La clientèle des croisières de luxe est exigeante. Voir des destinations ne lui suffit plus. Ce sont désormais les « expériences » qui sont recherchées. Et aussi, de plus en plus, son intérêt se porte sur le bilan environnemental de ce voyage. « Il y aura toujours une clientèle pour ce segment de luxe. Alors il est intéressant de lui proposer un voyage plus vertueux, que ce soit en terme environnemental ou en termes d’impact local. « Bien sûr, nos navires vont fonctionner avec des énergies renouvelables, de l’hydrogène, des panneaux solaires. Mais nous allons aussi essayer de proposer une nouvelle façon de découvrir une région. Un tourisme différent, des transits courts, des produits et une cuisine exclusivement locaux pour garantir là-aussi un bilan carbone responsable, des acticités authentiques ». Le premier navire de Northern Xplorer devrait naviguer sur la côte norvégienne d’ici deux à trois ans. « Bien sûr, nous allons naviguer dans les fjords et observer les aurores boréales mais nous allons aussi proposer des dîners chez l’habitant. Des embarquements sur un bateau de pêche pendant la saison du skrei avec un chef local qui expliquera comment préparer ce poisson.

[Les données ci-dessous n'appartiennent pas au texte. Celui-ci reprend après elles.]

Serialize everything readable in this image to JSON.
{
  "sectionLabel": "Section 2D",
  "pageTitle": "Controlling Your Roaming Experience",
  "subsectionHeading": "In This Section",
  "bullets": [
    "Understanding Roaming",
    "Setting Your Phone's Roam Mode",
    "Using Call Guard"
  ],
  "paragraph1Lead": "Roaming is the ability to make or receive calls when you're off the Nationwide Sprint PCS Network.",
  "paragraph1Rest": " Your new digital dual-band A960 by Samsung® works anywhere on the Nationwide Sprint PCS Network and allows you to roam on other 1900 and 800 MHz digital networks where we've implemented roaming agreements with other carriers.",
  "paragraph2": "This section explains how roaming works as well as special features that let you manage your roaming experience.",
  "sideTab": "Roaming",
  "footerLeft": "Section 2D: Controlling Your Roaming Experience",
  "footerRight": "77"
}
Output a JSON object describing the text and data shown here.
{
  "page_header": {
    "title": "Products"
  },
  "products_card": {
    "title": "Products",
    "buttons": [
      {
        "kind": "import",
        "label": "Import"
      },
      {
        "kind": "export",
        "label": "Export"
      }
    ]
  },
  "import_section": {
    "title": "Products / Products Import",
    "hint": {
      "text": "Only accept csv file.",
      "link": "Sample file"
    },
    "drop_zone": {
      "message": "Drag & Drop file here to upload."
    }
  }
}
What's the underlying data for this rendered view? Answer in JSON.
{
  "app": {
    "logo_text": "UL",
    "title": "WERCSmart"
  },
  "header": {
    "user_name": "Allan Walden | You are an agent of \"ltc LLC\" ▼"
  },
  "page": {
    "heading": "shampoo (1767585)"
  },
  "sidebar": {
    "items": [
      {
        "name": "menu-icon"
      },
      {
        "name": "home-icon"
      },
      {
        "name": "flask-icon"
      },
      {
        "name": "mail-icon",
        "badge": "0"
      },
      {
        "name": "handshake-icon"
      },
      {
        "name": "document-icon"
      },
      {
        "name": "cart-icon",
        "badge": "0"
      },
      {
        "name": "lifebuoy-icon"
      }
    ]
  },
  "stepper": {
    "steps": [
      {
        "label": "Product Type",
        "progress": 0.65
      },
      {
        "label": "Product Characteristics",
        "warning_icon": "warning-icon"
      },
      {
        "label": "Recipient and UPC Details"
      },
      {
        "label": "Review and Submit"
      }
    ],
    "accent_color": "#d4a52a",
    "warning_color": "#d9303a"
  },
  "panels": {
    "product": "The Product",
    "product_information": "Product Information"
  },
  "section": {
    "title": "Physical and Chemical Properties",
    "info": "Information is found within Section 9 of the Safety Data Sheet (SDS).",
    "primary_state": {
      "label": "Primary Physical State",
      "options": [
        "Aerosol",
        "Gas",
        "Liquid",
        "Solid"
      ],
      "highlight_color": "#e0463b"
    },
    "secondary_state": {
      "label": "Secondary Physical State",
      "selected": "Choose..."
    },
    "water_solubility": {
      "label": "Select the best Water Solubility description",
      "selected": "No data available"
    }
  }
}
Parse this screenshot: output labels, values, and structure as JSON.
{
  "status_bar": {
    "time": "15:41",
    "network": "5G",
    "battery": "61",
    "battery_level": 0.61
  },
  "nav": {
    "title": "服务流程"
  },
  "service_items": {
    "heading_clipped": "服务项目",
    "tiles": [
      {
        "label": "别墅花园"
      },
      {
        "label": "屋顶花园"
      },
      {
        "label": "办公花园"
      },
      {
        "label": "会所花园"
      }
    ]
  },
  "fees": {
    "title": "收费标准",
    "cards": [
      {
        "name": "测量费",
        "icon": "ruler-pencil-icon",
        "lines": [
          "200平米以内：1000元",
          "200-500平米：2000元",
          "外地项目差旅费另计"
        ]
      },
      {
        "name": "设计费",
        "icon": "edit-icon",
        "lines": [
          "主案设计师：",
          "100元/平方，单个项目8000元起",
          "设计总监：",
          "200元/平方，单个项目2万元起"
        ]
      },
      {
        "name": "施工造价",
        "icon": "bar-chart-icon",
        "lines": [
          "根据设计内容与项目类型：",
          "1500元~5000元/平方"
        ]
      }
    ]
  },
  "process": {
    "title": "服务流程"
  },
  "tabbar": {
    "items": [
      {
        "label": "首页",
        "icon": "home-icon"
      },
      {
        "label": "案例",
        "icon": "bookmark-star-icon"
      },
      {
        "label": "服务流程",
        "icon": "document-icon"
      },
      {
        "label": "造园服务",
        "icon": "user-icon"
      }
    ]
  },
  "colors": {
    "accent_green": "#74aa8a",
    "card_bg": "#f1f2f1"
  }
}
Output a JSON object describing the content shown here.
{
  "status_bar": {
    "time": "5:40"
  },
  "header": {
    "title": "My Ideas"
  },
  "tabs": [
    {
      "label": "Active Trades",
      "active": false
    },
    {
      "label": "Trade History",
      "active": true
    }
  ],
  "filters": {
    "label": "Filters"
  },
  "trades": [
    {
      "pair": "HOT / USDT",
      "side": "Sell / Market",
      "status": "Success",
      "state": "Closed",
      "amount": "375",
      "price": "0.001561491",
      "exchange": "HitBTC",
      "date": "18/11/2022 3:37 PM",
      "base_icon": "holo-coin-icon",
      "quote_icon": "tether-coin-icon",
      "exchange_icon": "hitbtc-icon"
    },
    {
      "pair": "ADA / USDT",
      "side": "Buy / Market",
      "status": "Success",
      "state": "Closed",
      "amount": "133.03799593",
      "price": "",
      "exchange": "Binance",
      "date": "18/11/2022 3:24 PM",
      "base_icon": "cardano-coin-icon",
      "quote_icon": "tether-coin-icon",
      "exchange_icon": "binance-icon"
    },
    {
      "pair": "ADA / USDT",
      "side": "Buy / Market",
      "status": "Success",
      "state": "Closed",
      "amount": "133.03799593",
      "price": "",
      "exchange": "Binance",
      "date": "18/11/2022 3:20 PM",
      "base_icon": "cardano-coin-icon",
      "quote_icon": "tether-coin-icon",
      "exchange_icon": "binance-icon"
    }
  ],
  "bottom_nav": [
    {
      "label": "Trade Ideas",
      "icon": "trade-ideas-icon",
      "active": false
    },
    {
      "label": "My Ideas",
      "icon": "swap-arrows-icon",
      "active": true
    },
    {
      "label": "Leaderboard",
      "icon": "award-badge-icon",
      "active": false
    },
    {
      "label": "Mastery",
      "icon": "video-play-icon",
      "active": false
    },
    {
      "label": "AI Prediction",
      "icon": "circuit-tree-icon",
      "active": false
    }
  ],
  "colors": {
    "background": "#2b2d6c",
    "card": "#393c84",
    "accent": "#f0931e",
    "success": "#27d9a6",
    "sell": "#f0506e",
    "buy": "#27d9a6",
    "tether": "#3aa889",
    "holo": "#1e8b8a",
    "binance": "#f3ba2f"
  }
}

Les passagers doivent pouvoir être immergés dans la culture locale et la découvrir au-delà des classiques cartes postales. Et le tout sans avoir besoin de faire des heures de route ». Pour les pré et post acheminements, une compensation carbone sera mise en place dès que possible.
La même exigence devrait se retrouver dans la construction des navires. La consultation des chantiers, « en Norvège et à l’étranger », est en cours. Rolf a déjà fixé des critères sur les matériaux qui serviront à construire les bateaux, « de l’aluminium recyclé ou encore par la location et non l’achat de matériaux qui pourront être recyclé, comme certains fournisseurs le proposent déjà ».
Rolf va loin. Il sait déjà que sa série de navires ne reproduira pas à l’identique des sister-ships. « Nous allons suivre les évolutions technologiques. Nous ne pourrons sans doute pas fonctionner exclusivement à l’hydrogène pour les premières unités, notamment pour les transits. Mais ce sera sans doute le cas dans quelques années. Nous sommes donc prêts à faire évoluer nos spécifications techniques ». Il en est certain ce nouveau modèle est celui de l’avenir de la croisière de luxe. « Et son succès sera encore plus important que celui de The Fjords ». Un ou plusieurs navires de la série seront destinés au marché français. Dans cette perspective, Rolf Sandvik envisage de travailler avec des investisseurs français et peut-être de construire dans un chantier hexagonal.